1) Master the death stare
The death stare refers to the act of glaring at someone with sufficient contempt and loathing such that they disintegrate into a pool of nothingness. This is a handy little tool that saves you the trouble of having to actually engage in verbal communication with imbeciles first thing in the morning. The death stare can be used when one is subjected to the physical trauma of being trampled on in crowded buses and trains, or when you are unfortunate enough to be on the same bus as halfwits who refuse to move to the back of the bus.
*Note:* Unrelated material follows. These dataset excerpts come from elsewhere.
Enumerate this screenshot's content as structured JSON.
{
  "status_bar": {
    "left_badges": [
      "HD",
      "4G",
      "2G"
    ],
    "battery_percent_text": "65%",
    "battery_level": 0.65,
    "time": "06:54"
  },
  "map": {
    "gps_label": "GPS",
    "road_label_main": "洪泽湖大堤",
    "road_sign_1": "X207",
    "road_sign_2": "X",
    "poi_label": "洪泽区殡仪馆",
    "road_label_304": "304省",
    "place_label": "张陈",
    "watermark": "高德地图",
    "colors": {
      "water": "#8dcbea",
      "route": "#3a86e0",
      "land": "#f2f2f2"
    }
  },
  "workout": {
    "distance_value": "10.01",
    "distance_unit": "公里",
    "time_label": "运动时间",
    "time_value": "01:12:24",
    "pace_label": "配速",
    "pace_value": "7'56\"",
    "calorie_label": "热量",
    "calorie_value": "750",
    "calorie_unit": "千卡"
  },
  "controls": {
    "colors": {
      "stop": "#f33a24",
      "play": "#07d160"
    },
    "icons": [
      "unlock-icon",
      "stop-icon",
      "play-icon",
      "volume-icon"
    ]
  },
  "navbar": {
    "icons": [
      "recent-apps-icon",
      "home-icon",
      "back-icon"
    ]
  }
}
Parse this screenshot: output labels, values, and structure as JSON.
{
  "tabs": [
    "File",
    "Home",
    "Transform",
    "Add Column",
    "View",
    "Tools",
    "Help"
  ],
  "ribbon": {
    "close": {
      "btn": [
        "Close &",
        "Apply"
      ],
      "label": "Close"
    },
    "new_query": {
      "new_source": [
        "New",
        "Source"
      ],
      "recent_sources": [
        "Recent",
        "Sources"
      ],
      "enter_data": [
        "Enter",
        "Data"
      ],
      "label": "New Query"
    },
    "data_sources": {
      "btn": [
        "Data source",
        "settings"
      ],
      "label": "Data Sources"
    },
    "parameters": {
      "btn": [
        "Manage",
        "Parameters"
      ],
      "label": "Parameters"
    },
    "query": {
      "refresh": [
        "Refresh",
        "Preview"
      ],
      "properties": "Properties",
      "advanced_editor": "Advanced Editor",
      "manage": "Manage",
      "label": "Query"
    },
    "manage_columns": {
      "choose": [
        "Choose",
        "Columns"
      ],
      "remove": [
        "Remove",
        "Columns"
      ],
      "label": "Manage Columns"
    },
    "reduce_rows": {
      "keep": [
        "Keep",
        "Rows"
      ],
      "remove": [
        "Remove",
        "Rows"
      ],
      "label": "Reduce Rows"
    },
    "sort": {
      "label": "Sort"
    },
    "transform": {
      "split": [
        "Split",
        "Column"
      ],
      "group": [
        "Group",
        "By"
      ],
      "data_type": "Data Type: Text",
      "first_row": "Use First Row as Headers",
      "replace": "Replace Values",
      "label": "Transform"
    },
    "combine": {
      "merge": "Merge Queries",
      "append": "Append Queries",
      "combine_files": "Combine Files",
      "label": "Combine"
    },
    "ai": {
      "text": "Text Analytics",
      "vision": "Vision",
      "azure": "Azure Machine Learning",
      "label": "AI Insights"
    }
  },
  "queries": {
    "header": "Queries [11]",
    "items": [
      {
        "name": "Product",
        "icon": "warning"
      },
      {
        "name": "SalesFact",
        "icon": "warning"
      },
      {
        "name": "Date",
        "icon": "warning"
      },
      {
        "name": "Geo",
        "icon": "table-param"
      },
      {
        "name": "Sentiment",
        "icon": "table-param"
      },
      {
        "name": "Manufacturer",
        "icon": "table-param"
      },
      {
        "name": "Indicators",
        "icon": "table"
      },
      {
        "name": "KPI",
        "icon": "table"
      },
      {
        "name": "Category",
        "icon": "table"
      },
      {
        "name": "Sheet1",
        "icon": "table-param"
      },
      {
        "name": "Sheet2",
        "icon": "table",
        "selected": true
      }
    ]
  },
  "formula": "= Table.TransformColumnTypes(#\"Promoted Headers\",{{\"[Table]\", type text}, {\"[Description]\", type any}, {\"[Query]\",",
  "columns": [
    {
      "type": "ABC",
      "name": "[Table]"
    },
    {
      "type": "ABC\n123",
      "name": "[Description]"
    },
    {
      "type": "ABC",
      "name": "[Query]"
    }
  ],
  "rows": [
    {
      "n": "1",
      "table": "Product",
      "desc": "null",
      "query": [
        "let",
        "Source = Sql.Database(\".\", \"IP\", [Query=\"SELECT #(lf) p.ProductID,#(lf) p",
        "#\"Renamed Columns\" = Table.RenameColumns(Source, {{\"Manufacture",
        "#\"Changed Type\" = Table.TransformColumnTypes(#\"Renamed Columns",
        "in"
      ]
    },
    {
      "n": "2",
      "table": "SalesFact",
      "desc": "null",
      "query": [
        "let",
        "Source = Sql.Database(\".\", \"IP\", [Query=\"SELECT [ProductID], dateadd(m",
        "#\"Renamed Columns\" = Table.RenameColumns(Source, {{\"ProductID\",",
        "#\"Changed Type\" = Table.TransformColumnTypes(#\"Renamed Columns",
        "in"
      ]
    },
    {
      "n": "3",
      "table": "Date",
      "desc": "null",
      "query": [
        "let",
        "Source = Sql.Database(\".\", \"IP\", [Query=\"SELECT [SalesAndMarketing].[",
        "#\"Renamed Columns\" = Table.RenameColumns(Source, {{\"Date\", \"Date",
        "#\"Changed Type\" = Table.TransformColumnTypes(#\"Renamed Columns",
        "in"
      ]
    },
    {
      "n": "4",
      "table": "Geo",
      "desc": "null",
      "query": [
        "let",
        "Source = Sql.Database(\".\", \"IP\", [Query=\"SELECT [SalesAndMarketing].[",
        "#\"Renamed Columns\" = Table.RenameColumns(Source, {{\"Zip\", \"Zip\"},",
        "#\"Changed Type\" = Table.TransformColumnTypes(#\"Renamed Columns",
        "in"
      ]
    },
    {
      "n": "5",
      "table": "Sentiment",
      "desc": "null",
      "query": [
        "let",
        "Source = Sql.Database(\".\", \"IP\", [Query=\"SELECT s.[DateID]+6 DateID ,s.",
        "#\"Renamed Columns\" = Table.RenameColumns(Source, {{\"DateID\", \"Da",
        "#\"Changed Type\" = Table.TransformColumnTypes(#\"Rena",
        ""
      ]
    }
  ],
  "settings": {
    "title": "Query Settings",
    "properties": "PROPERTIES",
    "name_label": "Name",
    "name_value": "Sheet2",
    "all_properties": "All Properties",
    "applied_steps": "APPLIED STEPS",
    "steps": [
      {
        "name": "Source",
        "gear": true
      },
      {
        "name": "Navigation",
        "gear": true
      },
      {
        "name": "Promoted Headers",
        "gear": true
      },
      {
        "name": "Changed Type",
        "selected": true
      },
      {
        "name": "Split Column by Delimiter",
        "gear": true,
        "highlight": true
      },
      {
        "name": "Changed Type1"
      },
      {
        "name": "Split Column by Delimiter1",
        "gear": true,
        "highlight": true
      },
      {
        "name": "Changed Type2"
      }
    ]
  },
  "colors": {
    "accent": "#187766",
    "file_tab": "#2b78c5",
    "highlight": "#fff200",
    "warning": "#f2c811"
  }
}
Should you be successful, the intended recipient should ideally shrivel up in fear and hasten to get out of harm’s way.
2) Be alert at all times.
Once, I got yelled at by an uncle in the bus because I accidentally slapped him in the face with my ponytail. He proceeded to read me the riot act for 5 whole minutes while I alternated between wanting to throw myself under bus in humiliation, and breaking out in cold sweat at the thought that a student might be on the bus with me. So bottom line, always be vigilant instead of being absorbed in your phone, lest you suffer through the same excruciating experience that I did.
3) Be polite to your bus drivers
I have lost count of the number of times this has saved my life. The bus stop from which I take my bus in the morning has approximately 5 million people waiting for the same bus I do, at exactly the same time. But because my brain doesn’t start functioning until much later, I typically have the reflexes of the undead and the bus is full and gone by the time I even start to walk towards it. Being friendly to my bus drivers means that they usually stop the bus right in front of me, ensuring that I get to board it before the hordes of people waiting around me.
4) Be strategic (This only applies to those vying for the rare, vacant seats in the bus)
Given that my bus ride only lastly for 10 minutes, I don’t waste my time trying to get seats. So this tip is actually from watching masters at work.
Firstly, do your research. I have noticed the masters always trying to position themselves next to seats where students from my school are seated. One fine day, it finally dawned on me that this was because they know that my students get off the bus in about 6 stops, leaving the seat available and within easy reach.
The masters are also adept at contorting themselves into the minuscule of spaces in order to wedge themselves onto a seat. In fact, they often bear a remarkable resemblance to Chimpanzees performing complex circus maneuvers.